Nel corso degli anni, del resto sono sopravvenute ulteriori ragioni che, più che di “utilità” dovrebbero definirsi di necessità. Le linee ferroviarie transalpine risalgono all’epoca di Cavour che ne aveva valutato con acume l’utilità (tra l’altro ad esse fu dovuta la vittoria sull’Austria nel 1859, consentendo un rapido accorrere dell’esercito francese di Napoleone III prima che l’Austria potesse schiacciare ed invadere il Piemonte). Ma quelle linee sono oramai obsolete. E pericolose (lo ha ricordato Chiamparino un po’ troppo di sfuggita) e tra una diecina d’anni al massimo dovranno essere chiuse. Addio trasporti su rotaia da e verso la Francia.
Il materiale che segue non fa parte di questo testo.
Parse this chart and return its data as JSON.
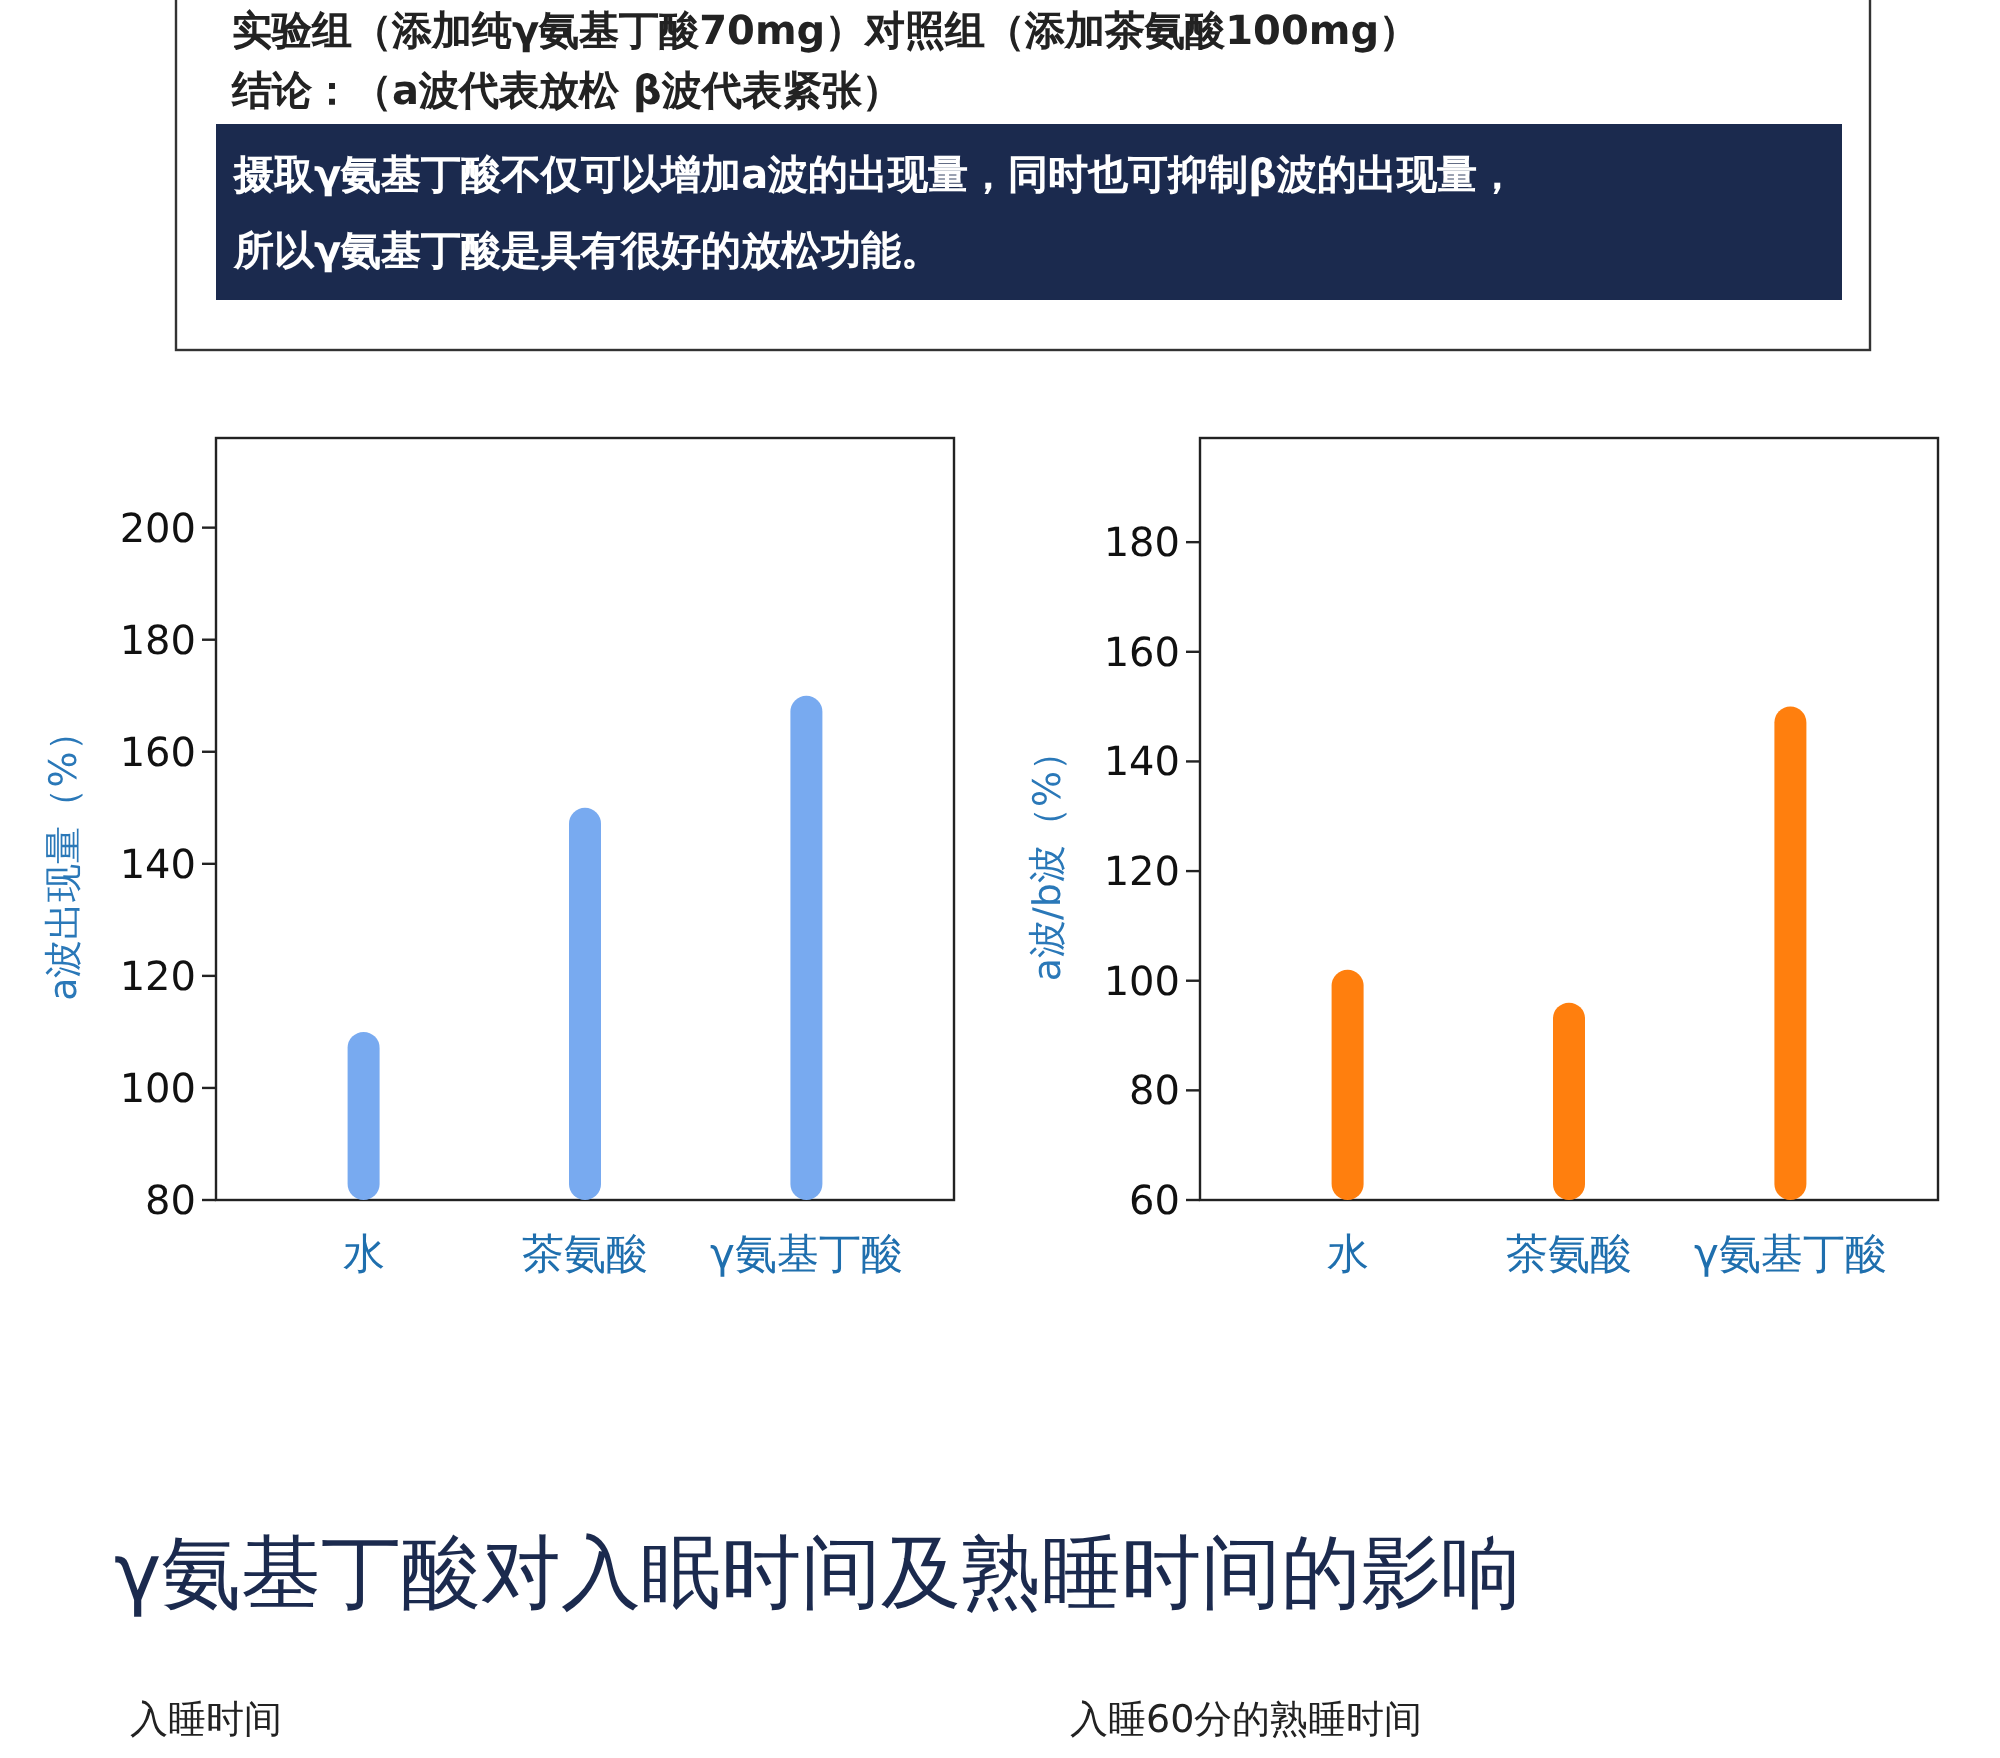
{
  "chart_data": [
    {
      "type": "other",
      "annotations": [
        "实验组（添加纯γ氨基丁酸70mg）对照组（添加茶氨酸100mg）",
        "结论：（a波代表放松  β波代表紧张）",
        "摄取γ氨基丁酸不仅可以增加a波的出现量，同时也可抑制β波的出现量，",
        "所以γ氨基丁酸是具有很好的放松功能。"
      ]
    },
    {
      "type": "bar",
      "ylabel": "a波出现量（%）",
      "categories": [
        "水",
        "茶氨酸",
        "γ氨基丁酸"
      ],
      "values": [
        110,
        150,
        170
      ],
      "color": "#78aaf0",
      "ylim": [
        80,
        216
      ],
      "yticks": [
        80,
        100,
        120,
        140,
        160,
        180,
        200
      ]
    },
    {
      "type": "bar",
      "ylabel": "a波/b波（%）",
      "categories": [
        "水",
        "茶氨酸",
        "γ氨基丁酸"
      ],
      "values": [
        102,
        96,
        150
      ],
      "color": "#ff7f0e",
      "ylim": [
        60,
        199
      ],
      "yticks": [
        60,
        80,
        100,
        120,
        140,
        160,
        180
      ]
    },
    {
      "type": "other",
      "title": "γ氨基丁酸对入眠时间及熟睡时间的影响",
      "annotations": [
        "入睡时间",
        "入睡60分的熟睡时间"
      ]
    }
  ]
}
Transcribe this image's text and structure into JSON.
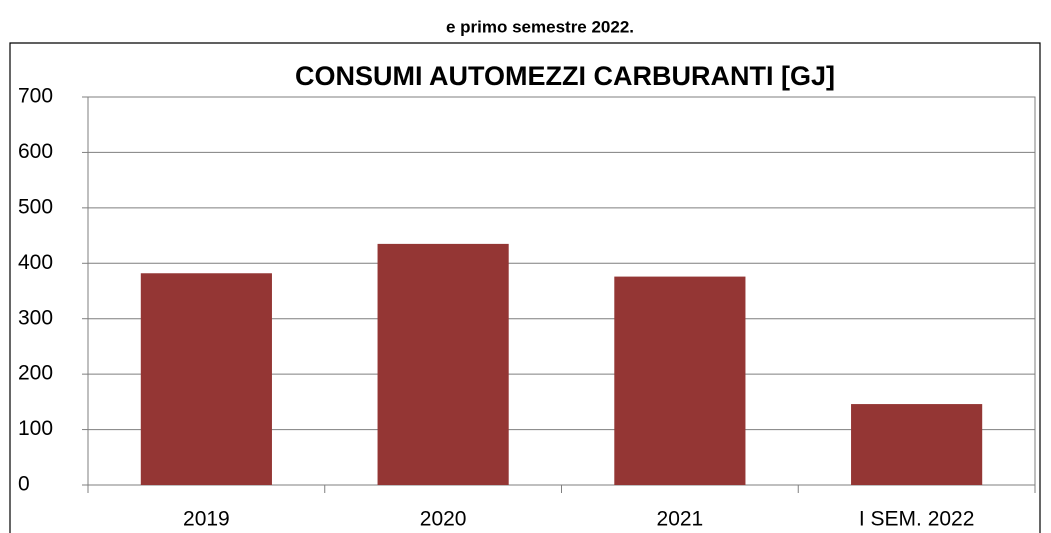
{
  "caption": "e primo semestre 2022.",
  "chart_data": {
    "type": "bar",
    "title": "CONSUMI AUTOMEZZI CARBURANTI [GJ]",
    "categories": [
      "2019",
      "2020",
      "2021",
      "I SEM. 2022"
    ],
    "values": [
      382,
      435,
      376,
      146
    ],
    "color": "#943634",
    "ylim": [
      0,
      700
    ],
    "yticks": [
      0,
      100,
      200,
      300,
      400,
      500,
      600,
      700
    ],
    "grid": true
  }
}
Non sono malato della cultura del sospetto. Ma non mi meraviglierei che a monte dell’assurdo movimento NO TAV si debba ritrovare qualche gioco d’interessi di imprese di trasporti su gomma. Non mi sembra di poterne sostenere la probabilità.
Ma non è certo un pettegolezzo gratuito quello che afferma esser stata una ben organizzata congiura genovese quella che, facendo fuori Necci, bloccò il rinnovamento della rete ferroviaria dalla Calabria a Napoli ed oltre, indispensabile per utilizzare il vantaggio geografico dei porti della Sicilia e del Sud (Gioia Tauro è un grande porto per containers in gran parte inutilizzato per difetto di servizi ferroviari collegati necessari).
Auguri a quanti si battono per le ragioni della ragione. Battaglia, di questi tempi, sempre difficilissima.